The feast of the Holy Family deepens our appreciation of the Christmas mystery. This past week we celebrated the great miracle of our Lord’s birth, but that’s not the end. Part of the mystery of the Word made flesh is the mystery of our God being born into a real human family.
From the very beginning of creation God has shown his special love for the family. He put our first parents together and blessed their union, commanding them to “be fertile and increase, fill the earth and master it.” So rejoice in your dignity before God, you who are married. You are fulfilling the original vocation God gave to humanity, long before there was a priesthood or anyone had heard of religious life.

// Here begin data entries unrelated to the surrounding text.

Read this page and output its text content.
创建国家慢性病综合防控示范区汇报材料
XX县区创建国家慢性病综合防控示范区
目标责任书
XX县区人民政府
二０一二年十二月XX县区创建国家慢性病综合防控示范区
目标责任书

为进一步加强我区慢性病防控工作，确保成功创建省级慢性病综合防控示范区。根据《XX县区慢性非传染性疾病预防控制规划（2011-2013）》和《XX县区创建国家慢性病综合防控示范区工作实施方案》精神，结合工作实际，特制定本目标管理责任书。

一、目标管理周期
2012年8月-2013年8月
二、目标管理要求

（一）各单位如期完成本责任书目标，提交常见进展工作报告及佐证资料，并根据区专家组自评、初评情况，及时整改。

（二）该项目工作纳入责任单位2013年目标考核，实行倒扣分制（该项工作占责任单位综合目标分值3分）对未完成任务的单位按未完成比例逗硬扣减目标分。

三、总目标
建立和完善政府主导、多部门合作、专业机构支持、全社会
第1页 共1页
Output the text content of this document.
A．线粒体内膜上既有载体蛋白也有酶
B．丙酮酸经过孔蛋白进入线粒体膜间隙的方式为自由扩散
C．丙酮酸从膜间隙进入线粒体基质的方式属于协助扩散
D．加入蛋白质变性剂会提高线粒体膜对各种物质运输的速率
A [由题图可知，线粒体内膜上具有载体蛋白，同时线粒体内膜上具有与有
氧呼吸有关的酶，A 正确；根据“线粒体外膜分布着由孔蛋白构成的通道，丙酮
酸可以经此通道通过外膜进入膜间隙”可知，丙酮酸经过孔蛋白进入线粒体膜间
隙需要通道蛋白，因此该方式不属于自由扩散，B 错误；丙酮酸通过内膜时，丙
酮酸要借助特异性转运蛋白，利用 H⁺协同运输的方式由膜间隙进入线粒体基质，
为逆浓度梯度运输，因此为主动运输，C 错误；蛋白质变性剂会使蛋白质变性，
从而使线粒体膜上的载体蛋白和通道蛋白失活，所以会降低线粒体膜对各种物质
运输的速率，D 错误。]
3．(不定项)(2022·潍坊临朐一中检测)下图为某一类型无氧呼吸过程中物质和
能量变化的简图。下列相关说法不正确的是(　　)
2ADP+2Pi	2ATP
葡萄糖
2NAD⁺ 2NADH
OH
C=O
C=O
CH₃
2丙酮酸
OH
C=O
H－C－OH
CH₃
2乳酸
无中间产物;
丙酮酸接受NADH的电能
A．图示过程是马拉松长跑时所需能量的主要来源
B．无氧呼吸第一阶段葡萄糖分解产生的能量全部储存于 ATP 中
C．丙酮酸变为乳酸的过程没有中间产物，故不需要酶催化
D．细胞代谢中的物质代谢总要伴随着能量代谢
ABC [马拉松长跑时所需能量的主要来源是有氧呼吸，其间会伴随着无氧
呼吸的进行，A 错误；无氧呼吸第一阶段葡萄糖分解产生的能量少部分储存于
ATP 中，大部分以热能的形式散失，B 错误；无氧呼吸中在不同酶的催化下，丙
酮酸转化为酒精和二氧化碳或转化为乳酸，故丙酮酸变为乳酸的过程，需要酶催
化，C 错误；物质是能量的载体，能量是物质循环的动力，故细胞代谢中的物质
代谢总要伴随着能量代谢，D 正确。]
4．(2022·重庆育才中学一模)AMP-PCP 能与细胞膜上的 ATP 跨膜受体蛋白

We celebrate today that God has blessed the human family with his own presence, making himself the child of two young parents. As we know, Jesus was only biologically related to Mary, both Joseph and Mary were his parents on earth. Think of the sublime humility of God! The same Word of God, through whom everything was created, makes himself subject to these two young people who were forced to have their child away from home, and, as we heard in the Gospel today, were not even able to settle down for quite a while. Life wasn’t easy for the Holy Family, and everyone knows that family life always has its anguish and challenges. But in this regard our membership in both our families of origin and in the families we ourselves found through marriage, these are schools of charity and dependence on God’s grace. In the prayer after communion we will express our desire that Holy Communion strengthen us to face these “troubles of life.”
Just as the Incarnation of God in the humanity of Jesus of Nazareth sanctifies the humanity of us who have Holy Communion with him in this Eucharist, so the Lord’s presence in the Holy Family sanctifies our own families. We recognize this mystery in the prayer over the gifts for today’s Mass when we will pray that the prayers of Mary and Joseph “unite our families in peace and love.”
I think part of reason the message of St. Francis is so attractive and compelling is that he recognized God’s sense of the universal family of all creation. We Christians know that we are brothers and sisters in Christ, for it is in Christ that we are drawn into the one Sonship of Christ with God the Father. But St. Francis took this a few steps further. He preached to birds and called them his sisters. He even called fire his brother, praising the fire for being robust and lively. He called water his sister, praising for being precious, useful, and chaste.
The insight is simple. If everything that is comes from the one God that puts all creatures in the relationship of siblings. And so we are called to treat every fellow creature from our sister and brother humans to the animals and even to the plants and inanimate things with all of the love, loyalty and sometimes anguish and long-suffering that goes with being a family.
That’s what Francis meant when he called himself “brother Francis.” He wasn’t giving himself a fancy religious title, he was just saying that he was trying to be brother to every other creature he met.
And so let us pray today that the example and prayers of the Holy Family of Nazareth will help us to unite our own families in peace and love, and to learn to live as sisters and brothers to everyone, and indeed to all of creation.